Strona:Klejnoty poezji staropolskiej (red. Baumfeld).djvu/215

Z Wikiźródeł, wolnej biblioteki
Ta strona została przepisana.

Rozkoszy zażyć mogła: o biedne i płone
Rozkoszy wasze, które tak są usadzone,
Że w nich więcej frasunkow i żałości więcej,
Czego ty doznać możesz sam z siebie napręcej.
Ucieszyłeś się kiedy z dziewki tej tak wiele,
Żeby pociecha twoja i ono wesele
Mogło porównać z twoim dzisiejszym kłopotem?
Nie rzeczesz tego, widzę. Także trzymaj o tem,
Jakoś doznał; ani się frasuj, że tak rana
Twojej ze wszech namilszej dziewce śmierć zesłana.
Nie od rozkoszyć poszła; poszła od trudności,
Od pracej, od frasunków, od złez, od żałości,
Czego świat ma tak wiele, że, by też co było
W tym doczesnym żywocie człowieczeństwu miło,
Musi smak swój utracić prze wielkość przysady
A przynamniej prze bojaźń nieuchronnej zdrady.
Czegoż płaczem, prze Boga? czegoż nie zażyła?
że sobie swym posagiem pana nie kupiła?
Że przegróżek i cudzych fuków nie słuchała,
Że boleści w rodzeniu dziatek nie uznała,
Ani umie powiedzieć, czego jej troskliwa
Matka doszła: co z więtszem utrapieniem bywa,
Czy je rodzić, czy je grześć? Takieć pospolicie
Przysmaki wasze, czem wy sobie świat słodzicie.

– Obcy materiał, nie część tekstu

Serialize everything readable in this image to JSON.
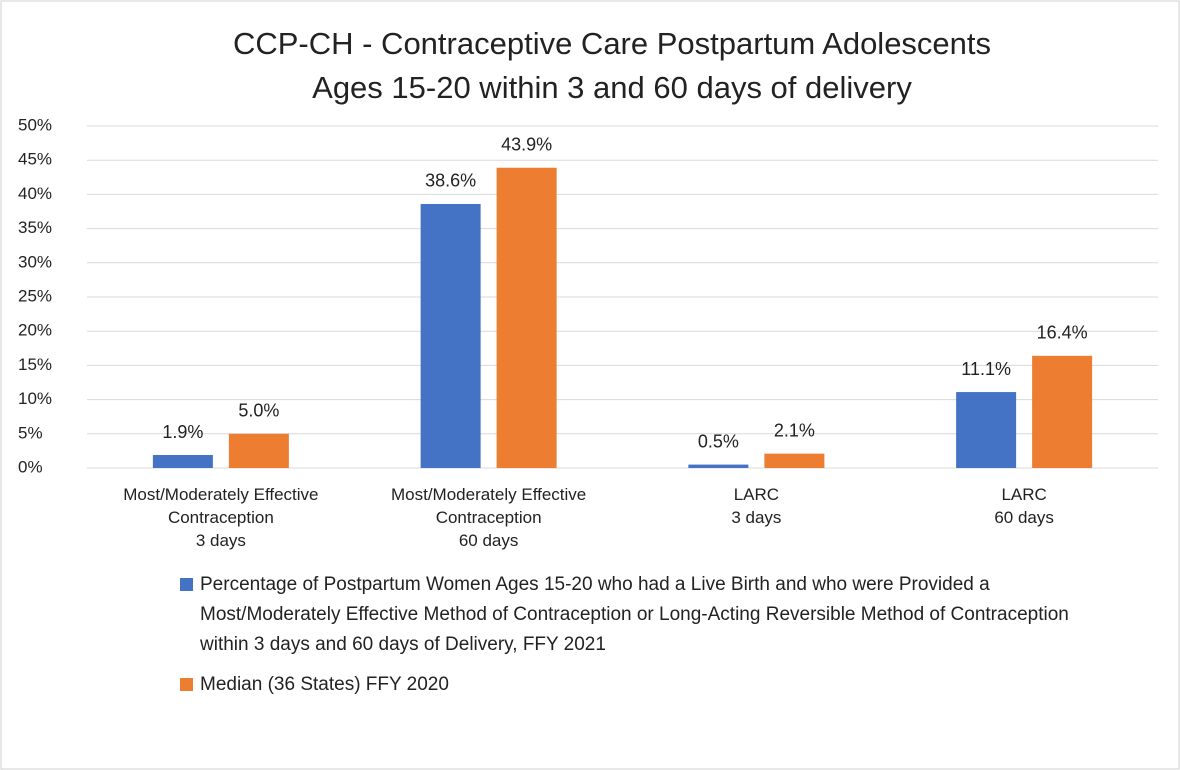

W niebie szczere rozkoszy a do tego wieczne,
Od wszelakiej przekazy wolne i bezpieczne.
Tu troski nie panują, tu pracej nie znają,
Tu nieszczęście, tu miejsca przygody nie mają,
Tu choroby nie najdzie, tu nie masz starości,
Tu śmierć, łzami karmiona, nie ma już wolności;
Żyjem wiek nieprzeżyty, wiecznej używamy
Dobrej myśli, przyczyny wszytkich rzeczy znamy.